IoT Cyber Security Set To Tighten

Most devices we buy nowadays can connect to the internet. Research has indicated that there will be 75 billion devices in home around the world by the end of 2025.

Smart TVs, cameras, washing machines, household assistants, the list is starting to become endless. However, these internet of things (IoT) can pose a serious threat, as they tend to be an open gateway for cyber criminals to infiltrate your home.

This is all set to change as on Monday 27th January 2020, Digital Minister Matt Warman announced that a new law will come into force, protecting millions of users who use internet-connected household devices.

The plans are set to be drawn up by the Department for Digital, Culture, Media and Sport (DCMS), and will deliver a set of security requirements that all consumer smart devices sold in the UK must adhere to.

These requirements are:

  • All consumer internet-connected device passwords mist be unique and not resettable to any universal factory setting
  • Manufacturers of consumer IoT devices must provide a public point of contact so anyone can report a vulnerability and it will be acted on in a timely manner
  • Manufacturers of consumer IoT devices must explicitly state the minimum length of time for which the device will receive security updates at the point of sale, either in store or online

Matt Warman, Digital Minister, said:

“We want to make the UK the safest place to be online with pro-innovation regulation that breeds confidence in modern technology.

“Our new law will hold firms manufacturing and selling internet-connected devices to account and stop hackers threatening people’s privacy and safety.

“It will mean robust security standards are built in from the design stage and not bolted on as an afterthought.”

The National Cyber Security Centre (NCSC) worked alongside the business industry to create and set a new standard for best practice requirements for companies that manufacture and sell IoT products.

Nicola Hudson, Policy and Communications Director at the NCSC, said:

“Smart technology is increasingly central to the way we live our lives, so the development of this legislation to ensure that we are better protected is hugely welcomed.

“It will give shoppers increased peace of mind that the technology they are brining into their homes is safe, and that issues such as pre-set passwords and sudden discontinuation of security updates are a thing of the past.”

This isn’t the first time the Government has tried to tighten the security side of IoT devices. In 2018, they produced the Secure by Design Code of Practice which advocated for stronger cyber security measures to be built into products at the design stage. This code was backed by Centrica Hive, HP Inc Geo and Panasonic.

The Government is working with international partners to ensure that the guidelines drive a consistent, global approach to IoT security. This includes a partnership with standards bodies.

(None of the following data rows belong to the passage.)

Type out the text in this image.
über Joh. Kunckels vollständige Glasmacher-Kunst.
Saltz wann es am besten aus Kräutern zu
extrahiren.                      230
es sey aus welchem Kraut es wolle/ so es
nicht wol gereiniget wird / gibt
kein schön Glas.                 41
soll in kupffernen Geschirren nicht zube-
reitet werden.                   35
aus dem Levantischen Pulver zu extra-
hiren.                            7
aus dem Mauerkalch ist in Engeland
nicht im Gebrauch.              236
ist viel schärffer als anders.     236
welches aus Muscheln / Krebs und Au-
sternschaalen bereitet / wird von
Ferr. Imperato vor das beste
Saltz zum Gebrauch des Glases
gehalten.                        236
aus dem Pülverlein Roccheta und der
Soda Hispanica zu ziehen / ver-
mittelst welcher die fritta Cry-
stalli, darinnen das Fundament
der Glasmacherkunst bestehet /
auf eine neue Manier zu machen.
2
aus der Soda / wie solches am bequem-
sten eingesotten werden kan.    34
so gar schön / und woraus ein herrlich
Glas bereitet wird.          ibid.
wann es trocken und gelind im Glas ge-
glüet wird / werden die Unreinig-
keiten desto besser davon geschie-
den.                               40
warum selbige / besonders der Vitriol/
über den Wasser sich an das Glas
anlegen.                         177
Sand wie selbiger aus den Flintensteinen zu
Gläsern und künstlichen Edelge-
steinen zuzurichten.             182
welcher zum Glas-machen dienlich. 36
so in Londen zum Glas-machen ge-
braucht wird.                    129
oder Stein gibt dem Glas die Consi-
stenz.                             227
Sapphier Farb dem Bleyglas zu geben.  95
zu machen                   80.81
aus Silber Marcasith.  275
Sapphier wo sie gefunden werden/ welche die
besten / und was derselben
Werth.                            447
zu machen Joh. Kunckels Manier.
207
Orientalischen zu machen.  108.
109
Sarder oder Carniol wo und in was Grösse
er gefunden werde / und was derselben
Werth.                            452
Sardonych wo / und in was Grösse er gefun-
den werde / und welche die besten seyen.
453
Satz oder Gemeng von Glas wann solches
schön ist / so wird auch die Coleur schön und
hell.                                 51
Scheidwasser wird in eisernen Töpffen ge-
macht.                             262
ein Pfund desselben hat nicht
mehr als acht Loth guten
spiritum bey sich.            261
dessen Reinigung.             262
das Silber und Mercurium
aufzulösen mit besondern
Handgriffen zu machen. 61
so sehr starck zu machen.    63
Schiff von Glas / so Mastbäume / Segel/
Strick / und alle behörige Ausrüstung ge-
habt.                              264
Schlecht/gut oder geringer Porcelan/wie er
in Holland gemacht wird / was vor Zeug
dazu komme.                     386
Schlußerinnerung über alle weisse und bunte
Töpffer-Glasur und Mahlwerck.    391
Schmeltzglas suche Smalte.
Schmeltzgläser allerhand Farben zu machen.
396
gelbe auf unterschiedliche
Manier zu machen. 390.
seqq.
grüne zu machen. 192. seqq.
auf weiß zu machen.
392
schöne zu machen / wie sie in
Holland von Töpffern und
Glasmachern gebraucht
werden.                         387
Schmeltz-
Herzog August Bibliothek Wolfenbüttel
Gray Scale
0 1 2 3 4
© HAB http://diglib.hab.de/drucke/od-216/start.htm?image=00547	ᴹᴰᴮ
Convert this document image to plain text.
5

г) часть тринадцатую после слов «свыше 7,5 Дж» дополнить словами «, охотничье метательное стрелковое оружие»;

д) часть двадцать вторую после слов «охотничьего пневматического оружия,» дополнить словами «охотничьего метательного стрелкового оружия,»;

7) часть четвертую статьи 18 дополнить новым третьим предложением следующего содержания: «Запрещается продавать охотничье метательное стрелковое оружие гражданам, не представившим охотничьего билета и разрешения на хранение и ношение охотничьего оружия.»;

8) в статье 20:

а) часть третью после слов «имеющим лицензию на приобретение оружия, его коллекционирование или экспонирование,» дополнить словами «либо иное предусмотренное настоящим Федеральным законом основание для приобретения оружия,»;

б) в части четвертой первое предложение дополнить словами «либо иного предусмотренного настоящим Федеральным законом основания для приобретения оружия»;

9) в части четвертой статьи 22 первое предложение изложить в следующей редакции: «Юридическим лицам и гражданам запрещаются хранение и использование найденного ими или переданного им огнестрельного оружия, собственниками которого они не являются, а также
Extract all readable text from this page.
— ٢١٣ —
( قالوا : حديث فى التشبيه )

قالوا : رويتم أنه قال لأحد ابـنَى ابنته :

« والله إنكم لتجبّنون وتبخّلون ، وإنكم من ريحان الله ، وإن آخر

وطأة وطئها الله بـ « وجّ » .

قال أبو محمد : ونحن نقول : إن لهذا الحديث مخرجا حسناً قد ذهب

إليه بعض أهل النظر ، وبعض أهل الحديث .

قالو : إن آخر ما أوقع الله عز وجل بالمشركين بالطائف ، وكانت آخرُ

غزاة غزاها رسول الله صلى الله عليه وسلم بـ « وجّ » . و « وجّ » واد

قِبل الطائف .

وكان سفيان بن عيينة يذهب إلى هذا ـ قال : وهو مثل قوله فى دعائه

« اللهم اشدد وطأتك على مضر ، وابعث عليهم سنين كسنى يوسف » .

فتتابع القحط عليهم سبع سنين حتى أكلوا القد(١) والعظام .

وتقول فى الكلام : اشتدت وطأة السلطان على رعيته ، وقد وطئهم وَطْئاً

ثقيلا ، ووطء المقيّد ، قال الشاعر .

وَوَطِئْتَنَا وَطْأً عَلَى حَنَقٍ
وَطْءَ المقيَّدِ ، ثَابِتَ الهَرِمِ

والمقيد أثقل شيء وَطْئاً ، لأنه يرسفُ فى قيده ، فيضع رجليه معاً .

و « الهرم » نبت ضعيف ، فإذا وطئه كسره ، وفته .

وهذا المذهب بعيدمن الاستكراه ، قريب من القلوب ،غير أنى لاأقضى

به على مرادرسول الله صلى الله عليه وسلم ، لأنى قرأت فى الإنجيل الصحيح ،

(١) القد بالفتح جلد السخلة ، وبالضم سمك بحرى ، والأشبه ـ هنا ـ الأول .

In February 2019 ETSI, a global standards organisation published the first globally-applicable industry standard on consumer IoT security, which is based on the UK Government’s Code of Practice.

Matthew Evans, Director of Markets, techUK said:

“Consumer IoT devices can deliver real benefits to individuals and society but techUK’s research shows that concerns over poor security practices act as a significant barrier to their take-up. techUK is therefore supportive of the Government’s commitment to legislate for cyber security to be built into consumer IoT products from the design stage.

“techUK has been working on these three principles for the past four years. We support the work to ensure that they are consistent and are influencing international standards.

“We look forward to working closely with Government and industry to ensure the implementation of the legislation provides protection for consumers whilst continuing to promote innovation within the IoT sector.”

John Moor, Managing Director, IoT Security Foundation said:

“Over the past five years, there has been a great deal of concern expressed toward vulnerable consumers and inadequate cybersecurity protection. Understanding the complex nature of IoT security and determining the minimum requirements has been a challenge, yet, after a thorough and robust consultation, those baseline requirements have now been universally agreed.

“The IoT Security Foundation welcomes the results of the consultation as it not only provides clarity for industry, it is great news for consumers and bad news for hackers.